About Me

My photo
An experienced Data Professional with experience in Data Science and Data Engineering interested in the intersection of Machine Learning and Engineering.

Most Recent Post

2022-04-01

Why does my startup need a Data Team anyway?

Why does my startup need a Data Team anyway?

This is a reasonable question. Any business should have a healthy skepticism to hiring. Trying to hire your way out of a problem is feasible, but can be a really expensive proposition for any company.

Typical questions,

  • Can't the engineers, the accountants and finance people handle data stuff?
  • What benefit do I get from hiring data analysts, data engineers and data scientists?

The engineers, accounts and finance folks can take a business a long way. They can make plots and charts and determine if the business is making money or going bankrupt. They can support quarterly reports to a board of directors.

A Data Team tackles more fast moving, predictive, larger and messier datasets than accounting and finance and free up the engineers to do actual engineering work. Having data specific folks is a specialization of skill and allows focus on a bounded domain.

Let's start with an Exercise

Let's calculate Revenue over last month from a table with columns

  • customer id
  • revenue
  • revenue date time

This is super easy right?

  • Filter by date time to the "last month"
  • Sum the revenue, and you're done!

In practice, the tables are never this simple. They tend to have dozens of columns and revenue data can be spread across another dozen tables. Trying to get a handle on 12 * 12 * number of records for even a small number of records takes some time and effort.

Typically a revenue calculation would involve,

  • refund amount
  • item sold
  • type of item sold
  • different revenue streams that may have their own tables
    • or might even be stored in the same table in different columns
  • etc, etc, more and more columns and tables, on and on and on

Accountants and finance folks can handle these type of problems in Excel with little difficulty. An engineer can run some SQL, hand the data off to accounting and they can load it into Excel. Excel is great, but does have has size limitations. There is only so much memory on a laptop and the business complexity will continue to increase.

More tables, more SQL joins, and more corner cases cause businesses to increase the amount of time required to support basic revenue calculations. At some point, it becomes a half time or full time position for a dedicated person.

Is there a data team?

Accounting and finance may gradually ramp up the work for the engineer to support their efforts. Does your business have an engineer spending more than 50% of their time supporting data pulls? Does it have 2 engineers spending 25% each?

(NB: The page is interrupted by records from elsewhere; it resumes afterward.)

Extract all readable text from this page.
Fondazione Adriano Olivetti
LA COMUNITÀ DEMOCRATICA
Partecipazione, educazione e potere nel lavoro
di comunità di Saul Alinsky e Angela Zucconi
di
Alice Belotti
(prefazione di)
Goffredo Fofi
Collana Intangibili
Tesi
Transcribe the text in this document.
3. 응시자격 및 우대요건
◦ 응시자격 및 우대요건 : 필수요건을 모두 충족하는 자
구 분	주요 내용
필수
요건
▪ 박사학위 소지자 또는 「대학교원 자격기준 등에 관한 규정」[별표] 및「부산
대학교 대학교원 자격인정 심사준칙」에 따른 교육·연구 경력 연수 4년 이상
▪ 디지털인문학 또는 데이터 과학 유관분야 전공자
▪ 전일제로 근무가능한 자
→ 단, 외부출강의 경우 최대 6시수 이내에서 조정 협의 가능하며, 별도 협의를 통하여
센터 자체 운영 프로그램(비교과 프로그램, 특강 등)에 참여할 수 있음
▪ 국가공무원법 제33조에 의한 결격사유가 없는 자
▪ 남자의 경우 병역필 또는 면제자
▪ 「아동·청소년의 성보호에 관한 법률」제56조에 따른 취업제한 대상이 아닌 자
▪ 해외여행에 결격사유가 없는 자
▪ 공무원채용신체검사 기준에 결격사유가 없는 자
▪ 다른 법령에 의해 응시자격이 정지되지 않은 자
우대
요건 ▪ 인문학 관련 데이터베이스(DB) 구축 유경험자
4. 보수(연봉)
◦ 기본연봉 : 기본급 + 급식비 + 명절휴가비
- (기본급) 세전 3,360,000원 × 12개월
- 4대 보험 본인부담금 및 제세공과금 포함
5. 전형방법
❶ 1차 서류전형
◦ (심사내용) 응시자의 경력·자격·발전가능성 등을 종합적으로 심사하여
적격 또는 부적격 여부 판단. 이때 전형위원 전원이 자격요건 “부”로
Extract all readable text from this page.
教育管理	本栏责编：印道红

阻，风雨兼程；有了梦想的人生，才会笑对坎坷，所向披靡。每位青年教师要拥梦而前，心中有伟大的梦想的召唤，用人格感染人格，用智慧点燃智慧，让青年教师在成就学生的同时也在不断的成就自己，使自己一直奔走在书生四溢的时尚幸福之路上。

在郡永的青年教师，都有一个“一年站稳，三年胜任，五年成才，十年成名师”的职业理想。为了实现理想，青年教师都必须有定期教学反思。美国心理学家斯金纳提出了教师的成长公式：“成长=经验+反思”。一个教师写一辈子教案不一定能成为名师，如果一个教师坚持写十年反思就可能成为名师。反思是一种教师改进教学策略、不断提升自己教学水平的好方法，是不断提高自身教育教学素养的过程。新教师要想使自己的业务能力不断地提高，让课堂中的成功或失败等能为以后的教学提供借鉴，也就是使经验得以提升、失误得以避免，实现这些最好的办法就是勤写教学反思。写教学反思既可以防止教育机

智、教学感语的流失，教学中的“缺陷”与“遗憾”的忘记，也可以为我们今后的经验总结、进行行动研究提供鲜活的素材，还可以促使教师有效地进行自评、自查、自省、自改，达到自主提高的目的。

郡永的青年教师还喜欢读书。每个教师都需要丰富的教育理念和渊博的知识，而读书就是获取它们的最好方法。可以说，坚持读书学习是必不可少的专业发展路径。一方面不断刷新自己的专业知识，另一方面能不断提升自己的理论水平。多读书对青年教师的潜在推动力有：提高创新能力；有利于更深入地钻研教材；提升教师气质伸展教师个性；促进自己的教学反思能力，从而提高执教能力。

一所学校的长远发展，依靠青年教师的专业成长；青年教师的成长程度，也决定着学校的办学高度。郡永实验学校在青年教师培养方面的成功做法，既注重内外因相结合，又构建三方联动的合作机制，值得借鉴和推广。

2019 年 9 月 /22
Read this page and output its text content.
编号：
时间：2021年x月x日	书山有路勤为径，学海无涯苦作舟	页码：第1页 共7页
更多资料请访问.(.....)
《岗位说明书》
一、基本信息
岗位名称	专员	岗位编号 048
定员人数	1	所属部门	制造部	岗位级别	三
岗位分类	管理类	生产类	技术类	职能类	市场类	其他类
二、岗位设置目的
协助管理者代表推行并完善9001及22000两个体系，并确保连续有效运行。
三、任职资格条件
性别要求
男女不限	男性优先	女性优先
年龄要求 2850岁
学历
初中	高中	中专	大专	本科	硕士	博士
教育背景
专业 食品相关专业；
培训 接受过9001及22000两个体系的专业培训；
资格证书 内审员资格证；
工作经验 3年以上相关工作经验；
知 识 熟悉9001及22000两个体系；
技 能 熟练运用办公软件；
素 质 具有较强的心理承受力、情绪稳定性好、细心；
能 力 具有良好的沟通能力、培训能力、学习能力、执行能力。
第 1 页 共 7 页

Then your business already has a data team, it just hasn't been verbalized. That's not a great position to be in. Best to have clear communication, goals and expectations on folks.

I would propose that the equivalent of one-half on an engineer's time spent supporting data pulls for accounting and finance is a data team.

What do I mean by "Team"?

In the above example accounting and finance were the core of the data teams, but not all businesses have such a complex accounting or finance group. Some tech startups have more questions on the business operations than they do on their revenue and tax commitments.

  • How many people visited the website today?
  • Where did our new visitors come from?
  • How can we encourage them to stay?

This can lead a business into data analytics. Analysts focus on business questions and business use cases. But their focus is so oriented towards business problems, that they are necessarily the strongest engineers. In order to move faster and have more regularity in their delivered reports they will need support, and thus a business may hire a Data Engineer or Analyst Engineer.

This can cascade into a full data team with analysts, engineers and scientists - What are all these data people doing?

Data teams grow gradually, one person at a time until someone stands up and says "Look Over Here! We have a data team".

Conclusion

Maybe your organization doesn't need a full data team. A single accountant can support a large, complex business, and maybe that's enough.

Maybe you already have a data team, but it just hasn't been said. Folks supporting accounting and finance, folks writing SQL, making plots and charts and just generally wrangling data to provide value to the business.

Being clear with data goals and expectations can help accelerate the value that the data can provide. Daily updated dashboards can help a business understand where it is right now. Historical data analysis can help them see where they have been and forecasting can give a business an idea of where it might be in 6 months.